Conclusion: Positioning Against The Grain
To some up my current market outlook & investment strategy, I expect the global economy to rebound and I am still positive on stocks. That being said, I am not “all-in” on stock allocations in portfolios and have ample amounts of conservatively invested reserves to add to stocks if the market has a meaningful late summer/early fall pullback. If you turn on the TV and see the fear mongering about the stock market falling you can rest assured that I am using it as an opportunity to do some buying. Investing is all about leaning against the grain to constantly be buying low and selling high. I have strict valuation parameters in place to ensure that I am only putting new money to work where there is undervalued opportunities. This is the primary way that I am working hard to serve my clients.
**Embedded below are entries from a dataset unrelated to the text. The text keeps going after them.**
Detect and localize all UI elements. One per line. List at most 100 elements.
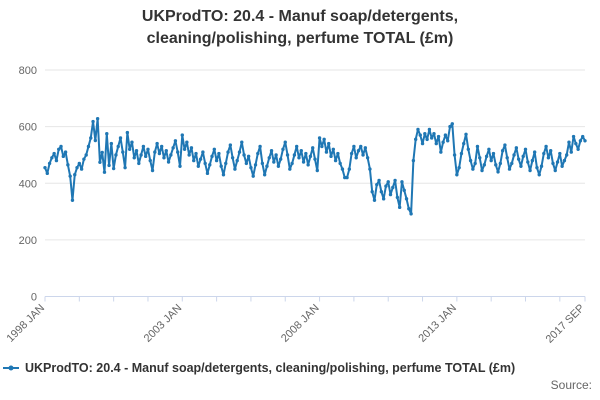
series-marker [411, 158, 416, 163]
series-marker [441, 140, 445, 144]
series-marker [297, 156, 301, 160]
series-marker [322, 137, 326, 142]
series-marker [537, 173, 541, 177]
series-marker [519, 164, 523, 168]
series-marker [528, 168, 532, 173]
series-marker [148, 158, 152, 163]
series-marker [68, 174, 72, 178]
series-marker [546, 156, 551, 160]
series-marker [244, 161, 249, 166]
series-marker [480, 168, 484, 173]
series-marker [510, 161, 514, 166]
series-marker [292, 153, 297, 157]
series-marker [198, 157, 203, 161]
series-marker [391, 185, 395, 190]
series-marker [496, 170, 500, 174]
series-marker [109, 141, 114, 146]
series-marker [285, 153, 290, 157]
y-axis-label-200: 200 [19, 235, 37, 247]
series-marker [436, 134, 441, 139]
series-marker [434, 141, 438, 146]
series-marker [478, 156, 482, 160]
series-marker [118, 136, 123, 140]
series-marker [176, 150, 180, 154]
series-marker [139, 153, 143, 157]
time-series-chart: 0 200 400 600 800 1998 JAN 2003 JAN 2008 JAN 201… [4, 65, 588, 346]
series-marker [425, 137, 429, 142]
series-marker [356, 148, 361, 153]
series-marker [539, 164, 544, 168]
series-marker [333, 158, 338, 163]
series-marker [178, 164, 182, 168]
series-marker [54, 158, 59, 163]
series-marker [114, 153, 118, 157]
series-marker [365, 156, 370, 160]
series-marker [473, 161, 477, 166]
series-marker [237, 150, 242, 154]
series-marker [448, 124, 452, 129]
series-marker [484, 154, 489, 159]
series-marker [468, 158, 473, 163]
chart-title-line1: UKProdTO: 20.4 - Manuf soap/detergents, [141, 8, 459, 25]
series-marker [201, 150, 205, 154]
series-marker [571, 134, 576, 139]
series-marker [349, 151, 354, 156]
series-marker [530, 158, 535, 163]
series-marker [299, 148, 303, 153]
series-marker [402, 188, 406, 193]
series-marker [283, 140, 287, 144]
series-marker [123, 165, 127, 170]
series-marker [512, 153, 516, 157]
series-marker [370, 190, 374, 194]
series-marker [516, 157, 521, 161]
series-marker [514, 146, 519, 150]
legend-item[interactable]: UKProdTO: 20.4 - Manuf soap/detergents, … [2, 361, 598, 375]
series-marker [320, 144, 324, 149]
series-marker [288, 167, 292, 171]
series-marker [562, 158, 567, 163]
series-marker [400, 180, 404, 184]
series-marker [214, 158, 219, 163]
series-marker [393, 178, 397, 183]
y-axis-label-400: 400 [19, 178, 37, 190]
series-marker [267, 156, 271, 160]
y-axis-label-0: 0 [31, 292, 37, 304]
series-marker [121, 150, 125, 154]
series-marker [311, 146, 315, 150]
x-axis-label-1998-jan: 1998 JAN [4, 302, 47, 345]
series-marker [420, 141, 425, 146]
series-marker [47, 161, 52, 166]
series-marker [73, 173, 77, 177]
series-marker [185, 140, 189, 144]
series-marker [338, 161, 342, 166]
series-marker [269, 148, 274, 153]
series-marker [489, 158, 493, 163]
series-marker [228, 143, 233, 147]
series-marker [134, 148, 139, 153]
series-marker [219, 164, 223, 168]
series-marker [558, 151, 562, 156]
series-marker [555, 160, 560, 164]
series-marker [70, 198, 75, 202]
series-marker [443, 133, 448, 137]
series-marker [416, 127, 420, 132]
series-marker [217, 151, 221, 156]
series-marker [91, 119, 95, 124]
series-marker [86, 144, 91, 149]
series-marker [482, 163, 487, 167]
series-marker [63, 150, 68, 154]
series-marker [505, 156, 509, 160]
series-marker [567, 140, 571, 144]
series-marker [523, 147, 528, 151]
series-marker [498, 161, 503, 166]
series-marker [535, 165, 539, 170]
series-marker [127, 147, 132, 151]
series-marker [542, 151, 546, 156]
series-marker [308, 154, 313, 159]
series-marker [583, 139, 587, 143]
series-marker [576, 147, 580, 151]
x-axis-label-2017-sep: 2017 SEP [544, 302, 588, 346]
series-marker [397, 205, 402, 210]
series-marker [377, 178, 381, 183]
Thank you for your business and enjoy the summer.
Joshua Hall, ChFC
Disclosure
The True Vine Letter is a publication of True Vine Investments, the investment advisory business of Joshua S. Hall, ChFC, and a Registered Investment Advisor in the U.S.A. The information presented is for educational purposes only and should not be regarded as specific financial or investment advice nor a recommendation to buy or sell securities or other investments. It does not have regard to the investment objectives, financial situation, and the particular needs of any person who may read this Letter. In no way should it be construed as personalized investment advice. True Vine Investments will not be held responsible for the independent financial or investment actions taken by readers. All data presented by the author is regarded as factual, however, its accuracy is not guaranteed. Investors are encouraged to conduct their own comprehensive evaluation of financial strategies or specific investments and consult a professional before making any decisions. Positive comments made regarding this Letter should not be construed by readers to be an endorsement of Joshua Hall’s abilities to act as an investment advisor.